This article originally appeared in the April 7, 2023 issue of the Duluth News Tribune. You can view it here.
A review of recent trends in northforce.org data reaffirms the many mismatches that currently define our regional labor market, including ongoing workforce shortages across sectors.
For a start, the pool of candidates actively seeking work is predominantly made up of highly skilled individuals: Just under a third (27%) of new northforce.org candidates have 15 or more years of experience. Compare that to job openings, which are dominated by entry-level positions (53%) and roles that require two to five years of experience (41%).
It’s also worth comparing employment types: 77% of job listings are full-time, and the vast majority are on-site. We don’t ask candidates what type of positions they’re seeking, but we know that in general, part-time and flex work is on the rise.
Sectors with severe labor shortages include education and child care, health care, manufacturing, and construction.
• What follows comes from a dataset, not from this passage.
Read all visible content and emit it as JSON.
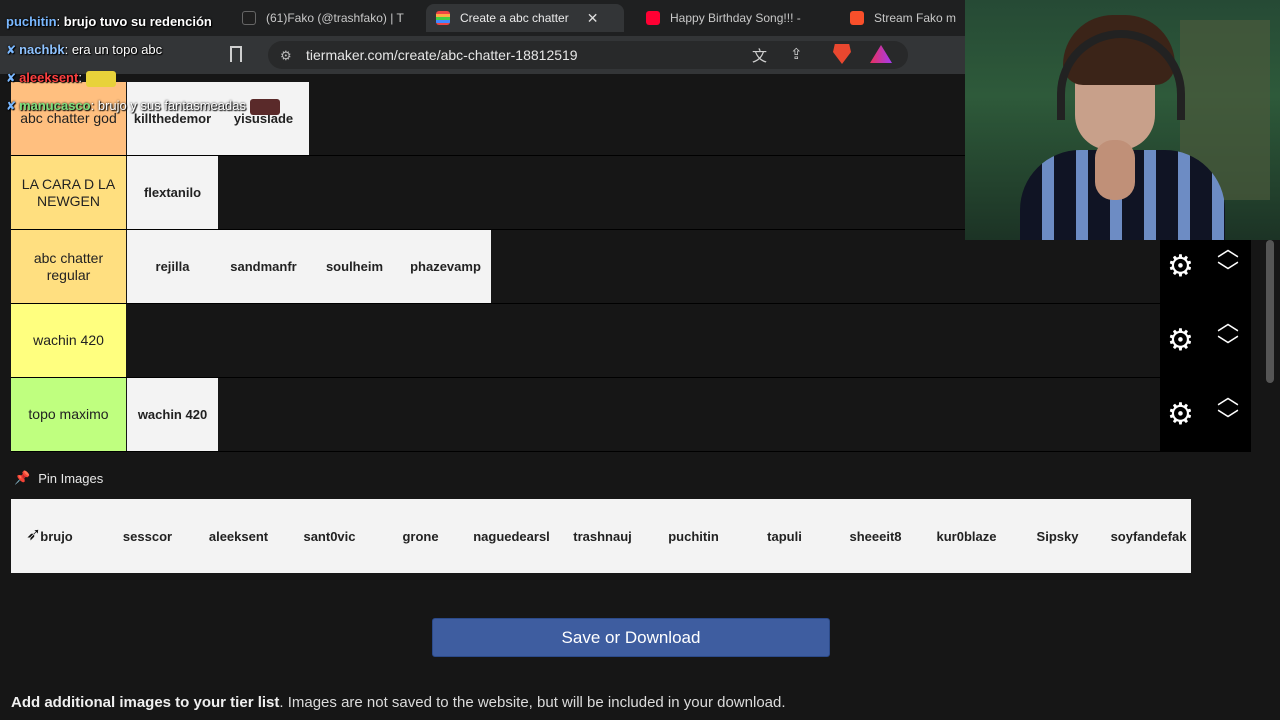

Sales and retail, hospitality and tourism, and the licensed skilled trades are also hurting for applicants and apprentices.
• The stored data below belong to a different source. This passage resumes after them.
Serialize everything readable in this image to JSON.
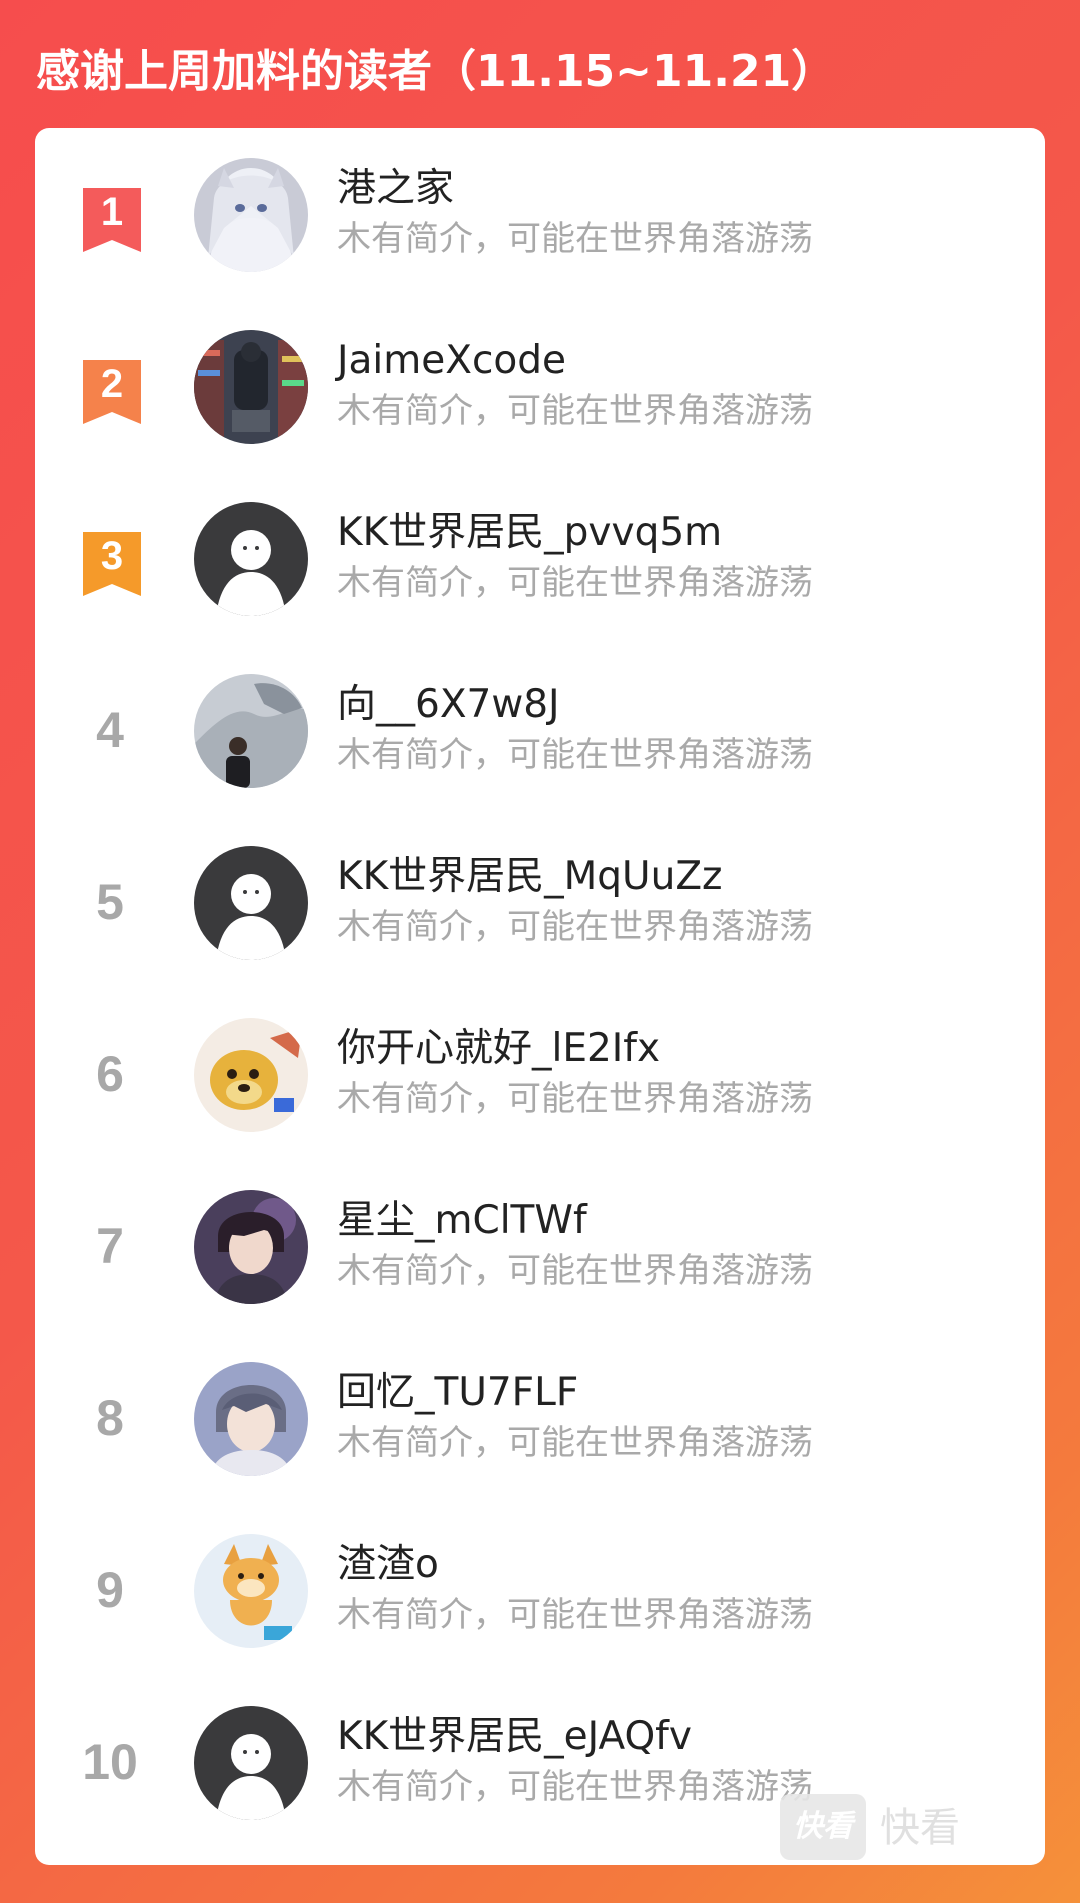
{
  "header": {
    "title": "感谢上周加料的读者（11.15~11.21）"
  },
  "colors": {
    "background_gradient_start": "#f64d4d",
    "background_gradient_end": "#f5913a",
    "rank1": "#f45b5b",
    "rank2": "#f5824b",
    "rank3": "#f59a2a",
    "rank_other": "#a8a8a8"
  },
  "readers": [
    {
      "rank": "1",
      "name": "港之家",
      "bio": "木有简介，可能在世界角落游荡",
      "avatar": "anime-girl-avatar"
    },
    {
      "rank": "2",
      "name": "JaimeXcode",
      "bio": "木有简介，可能在世界角落游荡",
      "avatar": "store-aisle-photo-avatar"
    },
    {
      "rank": "3",
      "name": "KK世界居民_pvvq5m",
      "bio": "木有简介，可能在世界角落游荡",
      "avatar": "default-user-avatar"
    },
    {
      "rank": "4",
      "name": "向__6X7w8J",
      "bio": "木有简介，可能在世界角落游荡",
      "avatar": "person-outdoor-photo-avatar"
    },
    {
      "rank": "5",
      "name": "KK世界居民_MqUuZz",
      "bio": "木有简介，可能在世界角落游荡",
      "avatar": "default-user-avatar"
    },
    {
      "rank": "6",
      "name": "你开心就好_lE2Ifx",
      "bio": "木有简介，可能在世界角落游荡",
      "avatar": "cartoon-dog-avatar"
    },
    {
      "rank": "7",
      "name": "星尘_mClTWf",
      "bio": "木有简介，可能在世界角落游荡",
      "avatar": "anime-boy-avatar"
    },
    {
      "rank": "8",
      "name": "回忆_TU7FLF",
      "bio": "木有简介，可能在世界角落游荡",
      "avatar": "anime-boy-avatar-2"
    },
    {
      "rank": "9",
      "name": "渣渣o",
      "bio": "木有简介，可能在世界角落游荡",
      "avatar": "shiba-dog-avatar"
    },
    {
      "rank": "10",
      "name": "KK世界居民_eJAQfv",
      "bio": "木有简介，可能在世界角落游荡",
      "avatar": "default-user-avatar"
    }
  ],
  "watermark": {
    "logo_text": "快看",
    "brand_text": "快看"
  }
}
While there are open positions across all sectors, some fields are more competitive than others. Business and management listings typically have multiple interested candidates per job opening. Same goes for marketing/communications and science-related fields.
Unsurprisingly, industries with the biggest discrepancies between average pay and candidate wage expectations largely overlap with the industries struggling to hire. Top of the list are manufacturing and health care, which respectively have $53,000 and $35,000 gaps between average wages posted by employers compared to the average salary candidates are seeking. Aviation is another standout with a $20,000 gap in this respect.
In general, wages are rising. Sectors with the largest upward trend in wages are housing construction and maintenance and sales/retail. Manufacturing and licensed skilled trades also saw upticks in wages between January 2022 and January 2023.
During that same timeframe, we recorded no significant change in wages for business and management roles. Ditto for financial services and jobs related to computers and technology. This tallies with the labor supply-demand dynamics we’re seeing in each of those fields. The exceptions are health care and hospitality (despite high demand for candidates, wages remain relatively static) and marketing/communications roles, which continue to offer higher pay even as they attract high levels of interest from candidates.
It’s undeniable that we’re seeing workforce shortages due to an aging baby boomer population, stricter immigration, emerging industries, and other factors. But those broadscale trends only tell part of the story. Dig deeper, and within every industry you see high competition for some roles (many of which never get posted) right alongside jobs that perpetually go unfilled or have high turnover.
As an employer struggling to fill open positions right now, what should you do? Waiting for macro trends to shift isn’t a feasible strategy. Instead, take a look at your tough-to-fill roles. Is there a way you can get creative and reinvent those job descriptions to make them more attractive to candidates?